It’s harder to run a restaurant in Brooklyn Heights than it is in Manhattan, says the owner of Siggy’s Good Food, who just closed her Henry Street outpost.
Siggy Sollitto opened the health food restaurant bearing her name between Orange and Pineapple streets in 2005, when construction of Brooklyn Bridge Park was just getting off the ground. Ten years later, she has been priced out of the area, and said the waterfront greensward played a big role in causing her landlord to up her rent beyond what she could afford.
“Now with the development of the park, landlords think they can charge higher-than-Manhattan prices,” Sollitto said.
Health food was an untapped market in the tony neighborhood when she opened up shop, she said. Her organic, locally sourced dishes — such as a quinoa avocado salad and a thyme-sage, chicken-cutlet hero with caramelized onions, roasted peppers, and vegan mayo — were a big hit.
“There was nothing like us.

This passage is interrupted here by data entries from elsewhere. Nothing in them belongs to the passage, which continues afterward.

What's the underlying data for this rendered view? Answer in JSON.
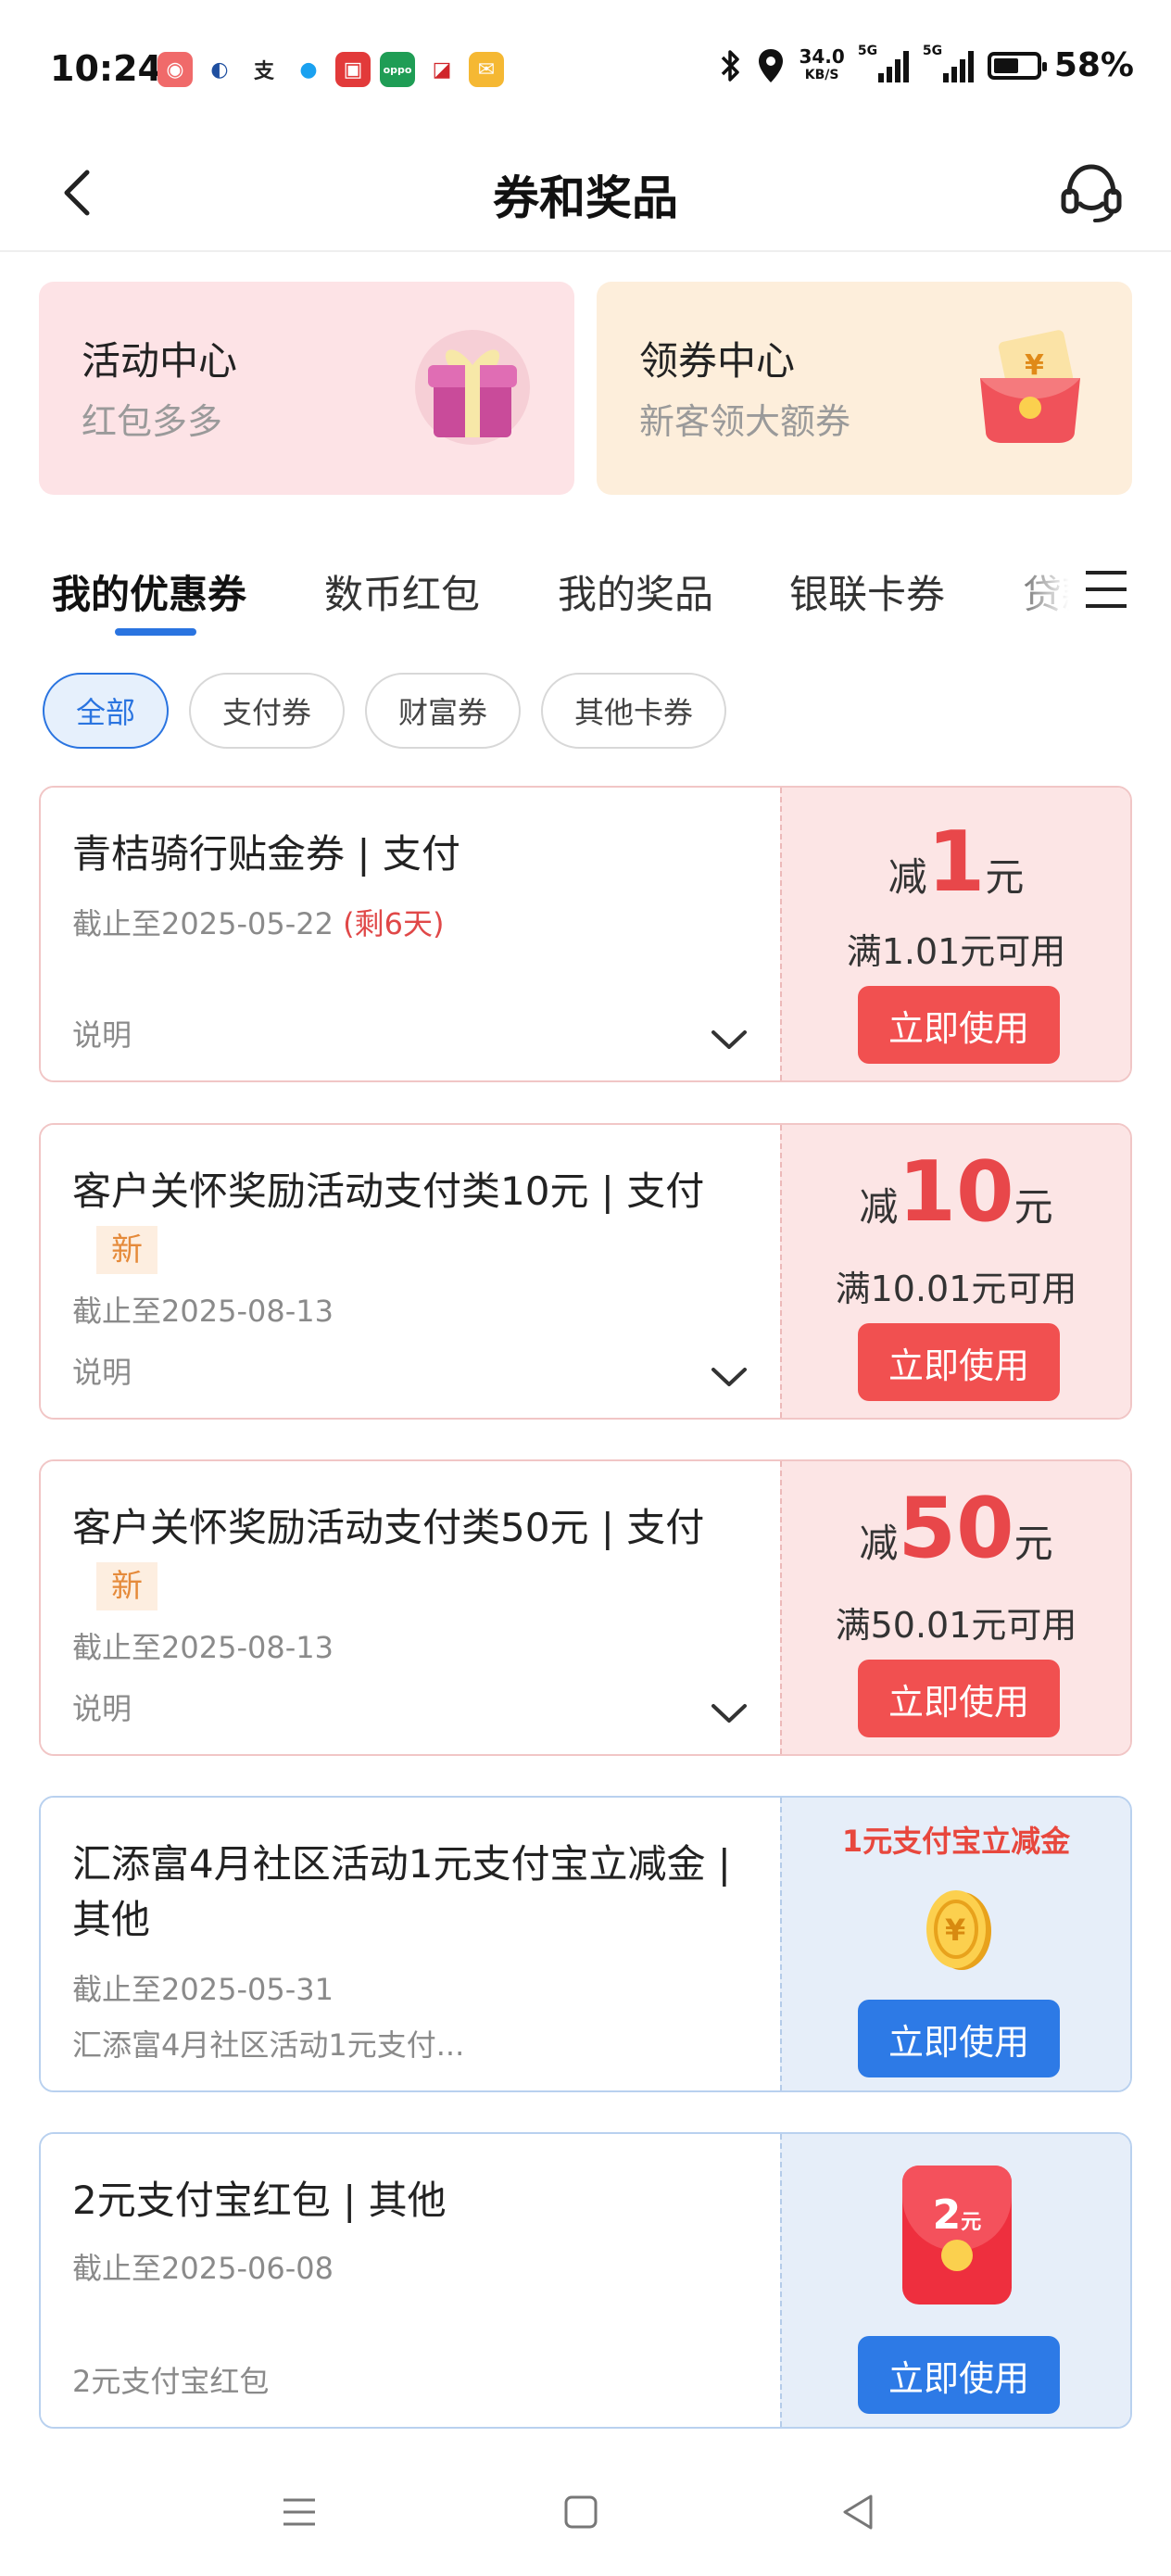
{
  "status_bar": {
    "time": "10:24",
    "net_speed_value": "34.0",
    "net_speed_unit": "KB/S",
    "network_1": "5G",
    "network_2": "5G",
    "battery": "58%",
    "battery_level": 0.58
  },
  "header": {
    "title": "券和奖品"
  },
  "promos": [
    {
      "title": "活动中心",
      "subtitle": "红包多多"
    },
    {
      "title": "领券中心",
      "subtitle": "新客领大额券"
    }
  ],
  "tabs": [
    {
      "label": "我的优惠券"
    },
    {
      "label": "数币红包"
    },
    {
      "label": "我的奖品"
    },
    {
      "label": "银联卡券"
    },
    {
      "label": "贷款"
    }
  ],
  "filters": [
    {
      "label": "全部"
    },
    {
      "label": "支付券"
    },
    {
      "label": "财富券"
    },
    {
      "label": "其他卡券"
    }
  ],
  "coupons": [
    {
      "title": "青桔骑行贴金券 | 支付",
      "expire": "截止至2025-05-22",
      "remain": "(剩6天)",
      "desc": "说明",
      "prefix": "减",
      "amount": "1",
      "unit": "元",
      "condition": "满1.01元可用",
      "button": "立即使用"
    },
    {
      "title": "客户关怀奖励活动支付类10元 | 支付",
      "badge": "新",
      "expire": "截止至2025-08-13",
      "desc": "说明",
      "prefix": "减",
      "amount": "10",
      "unit": "元",
      "condition": "满10.01元可用",
      "button": "立即使用"
    },
    {
      "title": "客户关怀奖励活动支付类50元 | 支付",
      "badge": "新",
      "expire": "截止至2025-08-13",
      "desc": "说明",
      "prefix": "减",
      "amount": "50",
      "unit": "元",
      "condition": "满50.01元可用",
      "button": "立即使用"
    },
    {
      "title": "汇添富4月社区活动1元支付宝立减金 | 其他",
      "expire": "截止至2025-05-31",
      "desc": "汇添富4月社区活动1元支付...",
      "promo_text": "1元支付宝立减金",
      "button": "立即使用"
    },
    {
      "title": "2元支付宝红包 | 其他",
      "expire": "截止至2025-06-08",
      "desc": "2元支付宝红包",
      "envelope_text": "2",
      "envelope_unit": "元",
      "button": "立即使用"
    }
  ],
  "colors": {
    "accent_blue": "#2a74e0",
    "accent_red": "#f15050"
  }
}
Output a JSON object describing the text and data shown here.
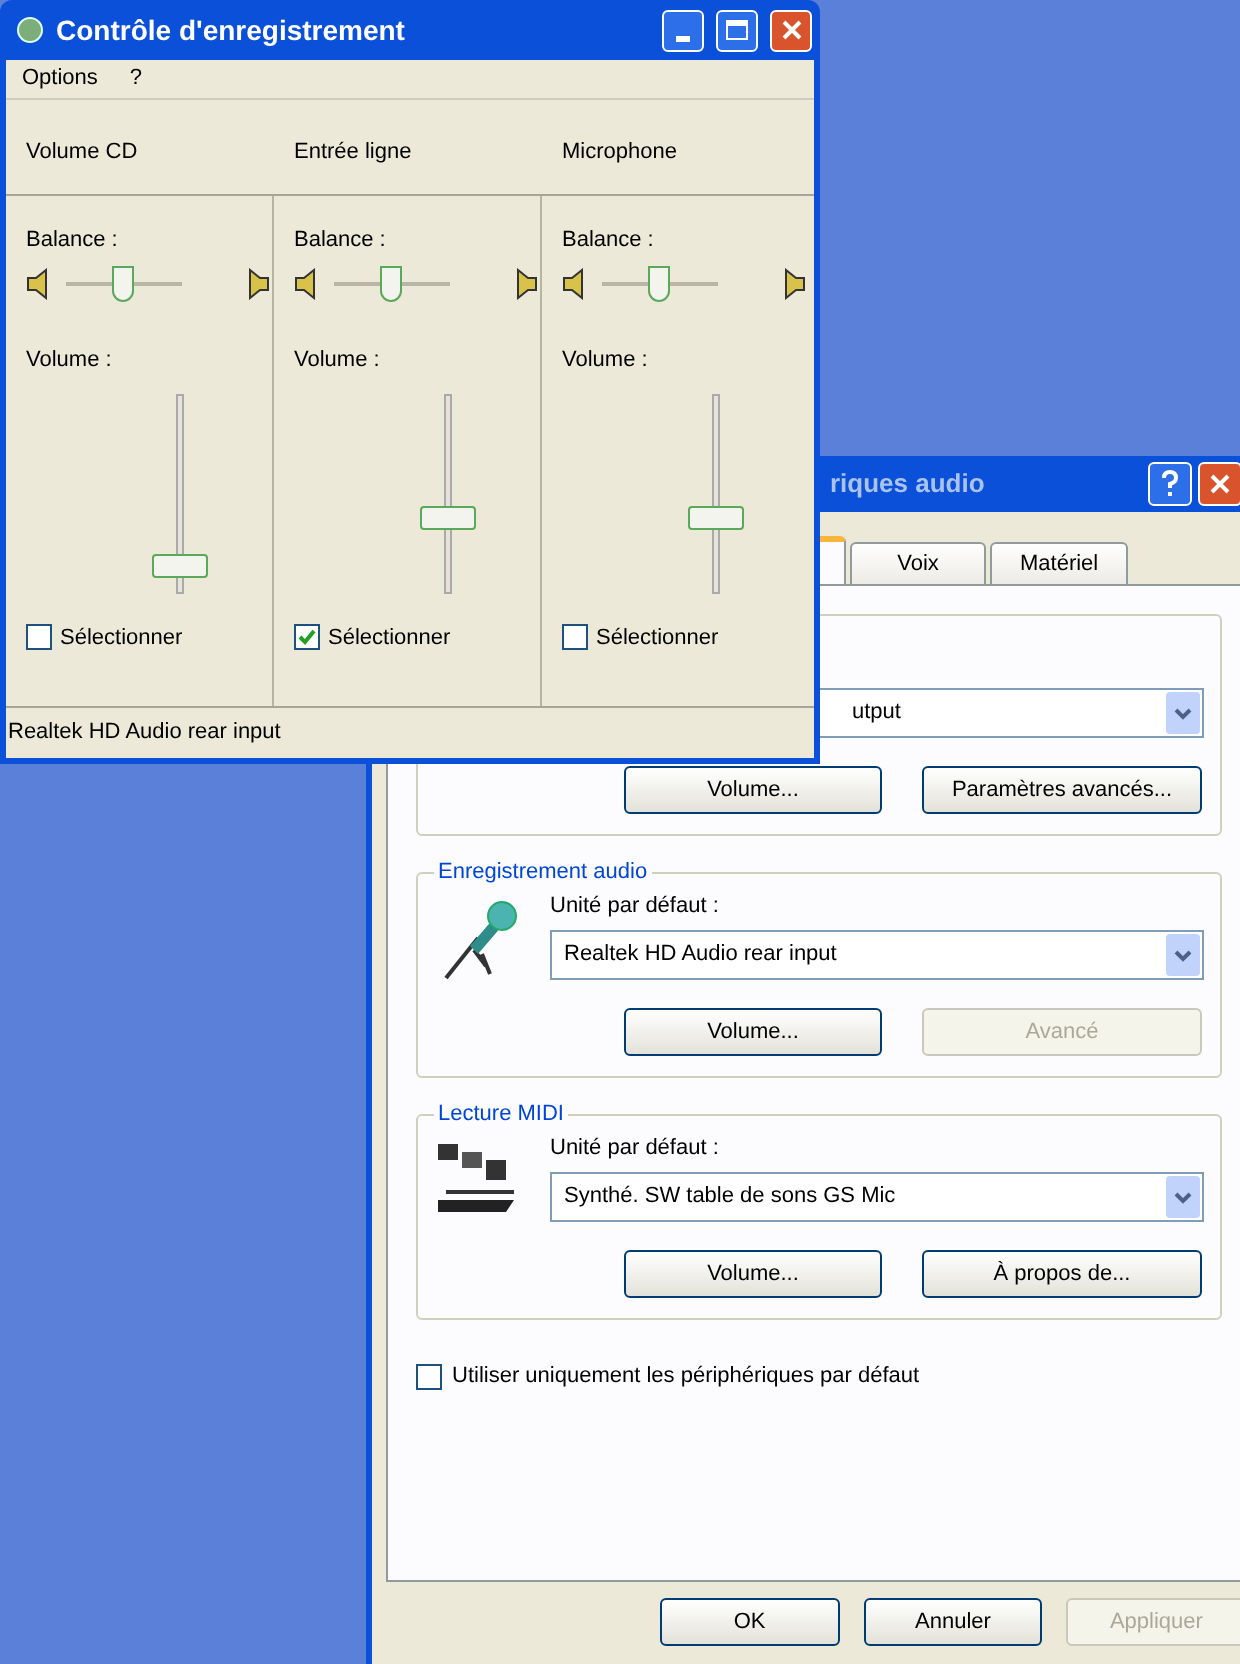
{
  "recording_window": {
    "title": "Contrôle d'enregistrement",
    "menu": [
      "Options",
      "?"
    ],
    "channels": [
      {
        "name": "Volume CD",
        "balance_label": "Balance :",
        "volume_label": "Volume :",
        "volume": {
          "level": 0.08
        },
        "select": {
          "label": "Sélectionner",
          "checked": false
        }
      },
      {
        "name": "Entrée ligne",
        "balance_label": "Balance :",
        "volume_label": "Volume :",
        "volume": {
          "level": 0.35
        },
        "select": {
          "label": "Sélectionner",
          "checked": true
        }
      },
      {
        "name": "Microphone",
        "balance_label": "Balance :",
        "volume_label": "Volume :",
        "volume": {
          "level": 0.35
        },
        "select": {
          "label": "Sélectionner",
          "checked": false
        }
      }
    ],
    "status_bar": "Realtek HD Audio rear input"
  },
  "properties_window": {
    "title": "riques audio",
    "tabs": [
      {
        "selected": true
      },
      {
        "label": "Voix",
        "selected": false
      },
      {
        "label": "Matériel",
        "selected": false
      }
    ],
    "groups": [
      {
        "kind": "output",
        "device": "utput",
        "buttons": [
          {
            "label": "Volume...",
            "disabled": false
          },
          {
            "label": "Paramètres avancés...",
            "disabled": false
          }
        ]
      },
      {
        "title": "Enregistrement audio",
        "kind": "microphone",
        "device_label": "Unité par défaut :",
        "device": "Realtek HD Audio rear input",
        "buttons": [
          {
            "label": "Volume...",
            "disabled": false
          },
          {
            "label": "Avancé",
            "disabled": true
          }
        ]
      },
      {
        "title": "Lecture MIDI",
        "kind": "midi",
        "device_label": "Unité par défaut :",
        "device": "Synthé. SW table de sons GS Mic",
        "buttons": [
          {
            "label": "Volume...",
            "disabled": false
          },
          {
            "label": "À propos de...",
            "disabled": false
          }
        ]
      }
    ],
    "default_only": {
      "label": "Utiliser uniquement les périphériques par défaut",
      "checked": false
    },
    "buttons": [
      {
        "label": "OK",
        "disabled": false
      },
      {
        "label": "Annuler",
        "disabled": false
      },
      {
        "label": "Appliquer",
        "disabled": true
      }
    ]
  }
}
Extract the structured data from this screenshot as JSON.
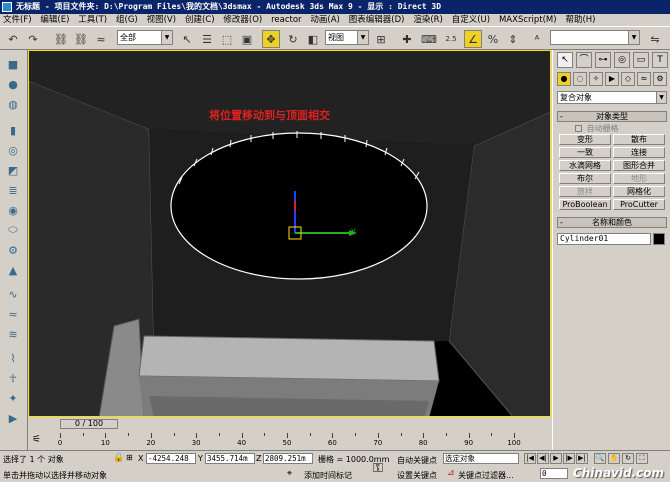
{
  "window": {
    "title": "无标题    - 项目文件夹: D:\\Program Files\\我的文档\\3dsmax    - Autodesk 3ds Max 9    - 显示 : Direct 3D"
  },
  "menu": [
    "文件(F)",
    "编辑(E)",
    "工具(T)",
    "组(G)",
    "视图(V)",
    "创建(C)",
    "修改器(O)",
    "reactor",
    "动画(A)",
    "图表编辑器(D)",
    "渲染(R)",
    "自定义(U)",
    "MAXScript(M)",
    "帮助(H)"
  ],
  "toolbar": {
    "selection_filter": "全部",
    "reference_coord": "视图",
    "percent_snap_label": "2.5",
    "named_selection": ""
  },
  "viewport": {
    "annotation": "将位置移动到与顶面相交",
    "axis_label": "y",
    "annotation_color": "#e02020",
    "active_border_color": "#ffde00"
  },
  "command_panel": {
    "category": "复合对象",
    "object_type_header": "对象类型",
    "autogrid": "自动栅格",
    "buttons": [
      "变形",
      "散布",
      "一致",
      "连接",
      "水滴网格",
      "图形合并",
      "布尔",
      "地形",
      "放样",
      "网格化",
      "ProBoolean",
      "ProCutter"
    ],
    "disabled": [
      "地形",
      "放样"
    ],
    "name_color_header": "名称和颜色",
    "object_name": "Cylinder01",
    "object_color": "#000000"
  },
  "timeline": {
    "slider": "0 / 100",
    "ticks": [
      "0",
      "10",
      "20",
      "30",
      "40",
      "50",
      "60",
      "70",
      "80",
      "90",
      "100"
    ]
  },
  "status": {
    "selected": "选择了 1 个 对象",
    "prompt": "单击并拖动以选择并移动对象",
    "x_label": "X",
    "x_value": "-4254.248",
    "y_label": "Y",
    "y_value": "3455.714m",
    "z_label": "Z",
    "z_value": "2809.251m",
    "grid": "栅格 = 1000.0mm",
    "add_time_tag": "添加时间标记",
    "auto_key": "自动关键点",
    "set_key": "设置关键点",
    "key_filter_combo": "选定对象",
    "key_filters": "关键点过滤器...",
    "frame": "0"
  },
  "watermark": "Chinavid.com"
}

It was all junk food,” Sollitto said. “I knew exactly what my customers wanted.”
She tried to stay in the neighborhood when the Henry Street space became too expensive, but had little luck finding an affordable location, she said.
“I was looking around the neighborhood for another place, but couldn’t find anything,” she said. “And the prices on Montague Street were higher than they are in the city.”
Sollitto hoped to stay open until the end of the month, but had to cut things short when she found the process of closing a business was harder than she expected.
“I’ve never closed a restaurant before, I’ve only opened them,” she said.
Sollitto is not completely shocked that her creative culinary enterprise has been forced out of Brooklyn Heights, though.
“That’s what always happens to the artists,” she said. “Look at Dumbo, they can’t afford to live there anymore.”
Sollitto launched a second Siggy’s in Manhattan in 2012, and it is still open. But she said city regulations are making it tough to run a business in that distant borough, citing the health department as a particularly pronounced source of headaches.
“The city administration is really making things impossible for a small business,” she said.